Traditionally, vacuum-sealing isn’t preferred because it can make a product less visually appealing. The removal of all air, namely oxygen, gives the meat a deeper, more purple color, which could be off-putting to consumers that are used to that bright red. It also lacks MAP’s ability to specifically tailor the package’s environment to suit the specific food being stored, and can make a product look squished by comparison.
PRE believes that their flip-up packaging is a way to avoid most of these issues. One of the key points in their Taste Standard is their chemical- and gas-free packaging. They’re embracing the deeper color, stating that it’s indicative of their minimalistic vacuum-sealing method, and that the meat will turn the familiar color once it’s removed from the package and exposed to oxygen. Their method also works well for meat specifically, which resists the distorting effects of a vacuum seal better than other products that would lose key characteristics.
Where vacuum vs. MAP is concerned, it appears that PRE has devised a way to get the best of both worlds.
A Touching Proposition
From a marketing standpoint, the more engaged your customers are with your product, the more likely they are to buy it. Obviously, bright colors and labels that catch the eye have been the standard in advertising for quite a while. However, studies have shown that consumers are often willing to pay more for products that also appeal to their sense of touch. This has led to a growing trend in tactile packaging.
Businesses can use touch to communicate certain attributes of a product to customers; Clondalkin Kirchberg makes shrink sleeves that convey a feeling of softness to products like laundry detergent, and yogurt lids that feel like the skin of a strawberry. Scented plastic is being employed to add shelf presence to goods you otherwise wouldn’t be able to smell without opening. PRE is taking this idea to heart in that you can feel and touch their products before you even remove them from the packaging.

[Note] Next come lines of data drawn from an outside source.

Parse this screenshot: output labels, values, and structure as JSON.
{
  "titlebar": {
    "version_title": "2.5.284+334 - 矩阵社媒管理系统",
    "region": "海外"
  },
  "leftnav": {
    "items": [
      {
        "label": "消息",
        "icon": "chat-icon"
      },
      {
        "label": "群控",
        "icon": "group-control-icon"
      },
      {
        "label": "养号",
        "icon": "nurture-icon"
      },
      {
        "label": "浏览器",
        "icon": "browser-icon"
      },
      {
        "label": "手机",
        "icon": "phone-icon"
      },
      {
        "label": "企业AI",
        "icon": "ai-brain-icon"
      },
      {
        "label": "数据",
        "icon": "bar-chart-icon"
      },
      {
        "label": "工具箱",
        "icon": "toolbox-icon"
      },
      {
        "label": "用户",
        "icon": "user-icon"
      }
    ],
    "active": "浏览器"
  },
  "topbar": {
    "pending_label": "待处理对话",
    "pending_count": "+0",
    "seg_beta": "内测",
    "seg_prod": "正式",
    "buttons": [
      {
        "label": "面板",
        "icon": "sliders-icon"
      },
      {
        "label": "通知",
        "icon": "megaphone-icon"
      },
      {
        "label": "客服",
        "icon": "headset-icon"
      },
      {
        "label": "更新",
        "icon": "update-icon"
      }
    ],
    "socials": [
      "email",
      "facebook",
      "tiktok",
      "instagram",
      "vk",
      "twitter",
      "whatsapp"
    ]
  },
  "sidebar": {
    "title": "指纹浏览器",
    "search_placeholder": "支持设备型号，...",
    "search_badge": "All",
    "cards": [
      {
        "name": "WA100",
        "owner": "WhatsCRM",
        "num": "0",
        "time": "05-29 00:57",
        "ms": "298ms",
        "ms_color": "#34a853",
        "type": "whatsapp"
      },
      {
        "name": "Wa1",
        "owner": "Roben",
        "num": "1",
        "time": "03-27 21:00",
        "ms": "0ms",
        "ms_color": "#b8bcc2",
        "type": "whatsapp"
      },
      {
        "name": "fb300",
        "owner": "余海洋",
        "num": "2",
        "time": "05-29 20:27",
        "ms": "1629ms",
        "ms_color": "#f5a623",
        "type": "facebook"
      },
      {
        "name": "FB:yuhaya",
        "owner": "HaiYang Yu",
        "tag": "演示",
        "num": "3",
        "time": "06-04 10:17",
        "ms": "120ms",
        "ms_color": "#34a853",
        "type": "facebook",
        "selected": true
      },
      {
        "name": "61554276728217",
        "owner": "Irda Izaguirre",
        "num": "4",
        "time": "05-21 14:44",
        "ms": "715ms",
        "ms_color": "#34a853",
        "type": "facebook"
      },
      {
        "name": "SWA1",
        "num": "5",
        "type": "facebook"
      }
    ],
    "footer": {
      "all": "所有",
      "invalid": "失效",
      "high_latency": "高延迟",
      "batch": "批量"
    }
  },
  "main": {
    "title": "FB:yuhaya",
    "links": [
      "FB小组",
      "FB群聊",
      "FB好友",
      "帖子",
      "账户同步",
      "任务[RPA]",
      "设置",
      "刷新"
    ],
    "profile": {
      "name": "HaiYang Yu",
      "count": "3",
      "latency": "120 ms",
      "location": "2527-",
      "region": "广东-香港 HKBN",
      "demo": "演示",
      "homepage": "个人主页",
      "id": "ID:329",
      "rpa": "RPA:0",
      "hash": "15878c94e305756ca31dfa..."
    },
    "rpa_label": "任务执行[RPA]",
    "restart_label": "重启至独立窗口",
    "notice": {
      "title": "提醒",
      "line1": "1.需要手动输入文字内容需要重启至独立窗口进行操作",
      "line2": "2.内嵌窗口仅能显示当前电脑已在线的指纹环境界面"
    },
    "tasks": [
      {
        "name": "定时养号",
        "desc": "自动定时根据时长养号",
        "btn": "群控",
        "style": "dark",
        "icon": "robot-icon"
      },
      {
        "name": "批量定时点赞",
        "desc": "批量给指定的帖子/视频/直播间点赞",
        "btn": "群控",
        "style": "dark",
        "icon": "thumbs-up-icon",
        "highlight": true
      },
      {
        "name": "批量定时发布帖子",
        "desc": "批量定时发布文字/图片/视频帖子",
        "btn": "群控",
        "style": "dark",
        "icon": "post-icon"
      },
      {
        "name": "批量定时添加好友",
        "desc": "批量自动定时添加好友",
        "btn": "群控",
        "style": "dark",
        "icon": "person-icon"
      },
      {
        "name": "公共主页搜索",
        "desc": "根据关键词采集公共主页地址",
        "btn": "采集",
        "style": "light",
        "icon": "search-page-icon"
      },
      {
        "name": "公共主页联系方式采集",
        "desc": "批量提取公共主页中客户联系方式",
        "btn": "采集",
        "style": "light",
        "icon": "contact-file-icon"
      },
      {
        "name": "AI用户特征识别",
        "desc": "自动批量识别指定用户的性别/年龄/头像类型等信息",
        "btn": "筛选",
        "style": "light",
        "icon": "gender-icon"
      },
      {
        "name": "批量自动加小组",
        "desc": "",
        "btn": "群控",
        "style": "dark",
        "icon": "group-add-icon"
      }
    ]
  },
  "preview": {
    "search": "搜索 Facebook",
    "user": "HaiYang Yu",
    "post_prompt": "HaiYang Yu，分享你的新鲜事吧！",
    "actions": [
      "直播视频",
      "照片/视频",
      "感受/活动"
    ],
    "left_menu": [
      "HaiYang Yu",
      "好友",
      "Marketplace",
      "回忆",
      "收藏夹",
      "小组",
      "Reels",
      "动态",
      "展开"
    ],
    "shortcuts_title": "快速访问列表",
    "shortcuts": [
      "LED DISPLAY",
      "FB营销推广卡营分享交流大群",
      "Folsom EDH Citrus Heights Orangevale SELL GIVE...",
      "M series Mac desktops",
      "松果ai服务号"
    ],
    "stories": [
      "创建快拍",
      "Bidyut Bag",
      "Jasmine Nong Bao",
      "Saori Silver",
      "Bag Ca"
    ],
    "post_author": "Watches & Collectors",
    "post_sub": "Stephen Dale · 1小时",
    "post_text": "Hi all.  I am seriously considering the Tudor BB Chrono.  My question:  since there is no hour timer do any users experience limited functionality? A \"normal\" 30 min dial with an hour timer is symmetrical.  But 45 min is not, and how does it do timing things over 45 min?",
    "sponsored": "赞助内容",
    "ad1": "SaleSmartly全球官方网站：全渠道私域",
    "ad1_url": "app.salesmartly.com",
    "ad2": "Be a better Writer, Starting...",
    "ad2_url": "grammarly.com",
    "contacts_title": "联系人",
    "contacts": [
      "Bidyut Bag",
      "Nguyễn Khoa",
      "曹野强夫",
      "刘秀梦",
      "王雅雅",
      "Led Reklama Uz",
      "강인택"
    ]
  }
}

Companies are changing the way we shop. When we walk into a store, we’ll more and more often encounter items that appeal to not just one but multiple senses, and provide something akin to an immersive experience. They want to give their customers as transparent and complete a picture of their product as possible. With enhancements like 360 degree packaging and other tactile innovations, the things we buy are giving us a wealth of information before we even open a box.